Hmmm, well, basically we weren’t out of each others’ sight for more than a couple of days after that. We spent long weekends exploring Paris and Amsterdam, New Year in Austria, outdoor pubs, winebars, long walks through the forest, swimming in a local waterhole, and generally developing a permanent, fulfilling, ecstatically happy relationship. We never argued (after I stopped leaving ‘brake-stripes’ in the toilet). We never disagreed about anything important. Life was truly carefree.
Of course I had a few visa problems - Germany wouldn’t be Germany without bureaucracy, the cornerstone of ‘efficiency’. I couldn’t get a visa unless I had a job. I couldn’t get a job unless I had a work permit.
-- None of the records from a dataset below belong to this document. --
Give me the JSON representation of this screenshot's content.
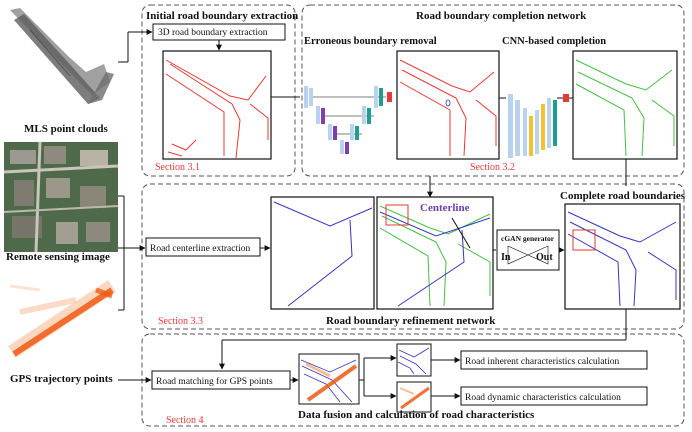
{
  "labels": {
    "mls": "MLS point clouds",
    "remote": "Remote sensing image",
    "gps": "GPS trajectory points",
    "initial_title": "Initial road boundary extraction",
    "box_3d": "3D road boundary extraction",
    "section_31": "Section 3.1",
    "completion_title": "Road boundary completion network",
    "erroneous": "Erroneous boundary removal",
    "cnn": "CNN-based completion",
    "section_32": "Section 3.2",
    "centerline_box": "Road centerline extraction",
    "centerline": "Centerline",
    "complete": "Complete road boundaries",
    "cgan": "cGAN generator",
    "in": "In",
    "out": "Out",
    "section_33": "Section 3.3",
    "refinement": "Road boundary refinement network",
    "matching": "Road matching for GPS points",
    "inherent": "Road inherent characteristics calculation",
    "dynamic": "Road dynamic characteristics calculation",
    "fusion": "Data fusion and calculation of road characteristics",
    "section_4": "Section 4"
  },
  "colors": {
    "boundary_red": "#e53935",
    "boundary_green": "#43c043",
    "centerline_blue": "#3535c0",
    "centerline_label": "#6b3fb5",
    "gps_orange": "#f05a14",
    "unet_light": "#b9d3ee",
    "unet_purple": "#7b3fb0",
    "unet_teal": "#1e9e8e",
    "unet_yellow": "#f2c230"
  }
}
And I couldn’t get a work permit unless I found a job no German could do (understandable in a country which grants citizenship according to ‘blood lines’ - no German blood, no citizenship, no matter how many generations you live there). So I found a job teaching English in a private language school which only employed ‘native’ English speakers (which happened to be my only qualification for the job), but my application was turned down. I appealed and my hopeful employer protested (they were desperate for teachers, and I’d not only completed the intensive week-long instruction course - where we mainly discussed the World Cup - but had already been working ‘under-the-table’ for a month, so they were keen to make it official), and two weeks later I had my work permit.
I returned to the immigration department for my visa. Surely it was a mere formality ... so why were they ushering me into a back room? Because, a fuming bureaucrat tersely informed me, it was illegal for me to have a work permit when I didn’t even have a visa! How can I work when I’m not allowed to stay? I could be deported. I could be thrown in jail. But he was in a good mood, so he’d give me three days to leave the country instead!
Pale and disbelieving, I left and wandered into Marion’s office. She was incredulous - surely I must have misunderstood ...
But there was no misunderstanding. The bureaucrat was adamant.
OK, we’d get married. (Although we’d never actually discussed marriage, it seemed an entirely natural - and ultimately necessary - progression.)
The bureaucrat told us he frowned upon marriages of convenience.
We protested it may be a convenient marriage, but it certainly wasn’t a marriage of convenience.

He dismissed us. As long as I left the country within three days, he didn’t care what we did.